Il 6 Luglio dell’anno 2000, mentre cercavo nel computer di mia figlia qualche sua traccia nella mia disperata ricerca di trovarla dopo tre giorni che era sparita, ho ricevuto una telefonata che non avrei mai voluto ricevere: i carabinieri mi informavano di avere ritrovato il corpo esanime di mia figlia che si era impiccata per amore, in un piccolo albergo di Milano, dopo aver perso il giovane marito con il quale aveva un legame assoluto.
Ricordo che, nelle sue comunicazioni dall’aldilà, mi ha poi scritto che loro due erano come le “due facce di una stessa , unica medaglia trovata nella sabbia del deserto”.

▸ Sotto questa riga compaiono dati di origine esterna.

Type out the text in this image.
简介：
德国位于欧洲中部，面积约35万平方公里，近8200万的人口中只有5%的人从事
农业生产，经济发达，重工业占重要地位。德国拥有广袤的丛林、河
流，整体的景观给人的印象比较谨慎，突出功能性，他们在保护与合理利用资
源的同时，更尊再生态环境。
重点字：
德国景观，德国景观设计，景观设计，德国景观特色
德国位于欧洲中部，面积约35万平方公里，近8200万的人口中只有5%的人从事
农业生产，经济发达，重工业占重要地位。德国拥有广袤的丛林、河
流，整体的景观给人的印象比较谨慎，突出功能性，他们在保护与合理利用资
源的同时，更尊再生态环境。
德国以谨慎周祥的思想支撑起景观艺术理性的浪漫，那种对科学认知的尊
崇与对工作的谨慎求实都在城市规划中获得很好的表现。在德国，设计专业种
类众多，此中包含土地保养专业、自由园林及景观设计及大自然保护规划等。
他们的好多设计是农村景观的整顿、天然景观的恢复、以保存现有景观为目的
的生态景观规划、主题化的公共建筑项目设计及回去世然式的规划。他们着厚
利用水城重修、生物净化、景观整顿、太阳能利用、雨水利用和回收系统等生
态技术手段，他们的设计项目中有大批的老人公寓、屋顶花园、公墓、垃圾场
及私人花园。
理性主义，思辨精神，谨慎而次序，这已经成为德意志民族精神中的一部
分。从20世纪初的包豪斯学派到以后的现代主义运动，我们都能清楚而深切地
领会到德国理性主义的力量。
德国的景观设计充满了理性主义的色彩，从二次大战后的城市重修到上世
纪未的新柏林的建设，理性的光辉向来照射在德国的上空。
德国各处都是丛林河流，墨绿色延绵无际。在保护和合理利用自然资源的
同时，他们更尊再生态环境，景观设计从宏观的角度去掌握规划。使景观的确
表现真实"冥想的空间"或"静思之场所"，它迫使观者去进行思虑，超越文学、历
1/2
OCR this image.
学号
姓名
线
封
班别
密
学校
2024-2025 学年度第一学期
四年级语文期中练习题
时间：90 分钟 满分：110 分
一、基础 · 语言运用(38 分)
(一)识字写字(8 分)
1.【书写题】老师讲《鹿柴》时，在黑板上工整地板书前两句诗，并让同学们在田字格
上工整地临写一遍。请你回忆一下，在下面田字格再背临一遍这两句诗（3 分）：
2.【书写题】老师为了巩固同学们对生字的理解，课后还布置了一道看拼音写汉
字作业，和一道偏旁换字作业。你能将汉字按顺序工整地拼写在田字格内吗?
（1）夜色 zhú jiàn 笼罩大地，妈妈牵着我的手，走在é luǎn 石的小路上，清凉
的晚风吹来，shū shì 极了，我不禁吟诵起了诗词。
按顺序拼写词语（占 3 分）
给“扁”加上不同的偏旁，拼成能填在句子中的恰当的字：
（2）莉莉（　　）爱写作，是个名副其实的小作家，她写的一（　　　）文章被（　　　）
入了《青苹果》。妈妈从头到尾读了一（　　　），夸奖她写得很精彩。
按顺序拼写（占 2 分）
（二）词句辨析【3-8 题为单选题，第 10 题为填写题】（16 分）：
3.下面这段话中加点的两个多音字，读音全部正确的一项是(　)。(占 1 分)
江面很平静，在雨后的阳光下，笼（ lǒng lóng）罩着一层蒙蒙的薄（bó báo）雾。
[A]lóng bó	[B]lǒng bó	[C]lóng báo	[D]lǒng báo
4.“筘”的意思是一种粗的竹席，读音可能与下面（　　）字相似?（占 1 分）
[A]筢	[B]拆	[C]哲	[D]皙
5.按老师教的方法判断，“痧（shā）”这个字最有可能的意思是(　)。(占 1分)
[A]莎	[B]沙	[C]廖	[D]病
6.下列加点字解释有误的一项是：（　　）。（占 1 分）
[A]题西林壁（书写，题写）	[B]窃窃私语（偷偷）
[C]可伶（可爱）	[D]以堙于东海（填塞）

Anche se ho avuto la certezza che la mia anima sapesse già, le mie mani tremavano nello scrivere l’indirizzo dell’obitorio dove avrei dovuto recarmi per il riconoscimento della salma. In una frazione di secondo mi sono sentito prosciugare dal dolore e morire, forse per lo strazio della mia anima che avrebbe voluto raggiungere la sua, che tornava a casa, ma ho deciso di continuare a vivere e di non scappare davanti ad una prova così difficile per un essere umano.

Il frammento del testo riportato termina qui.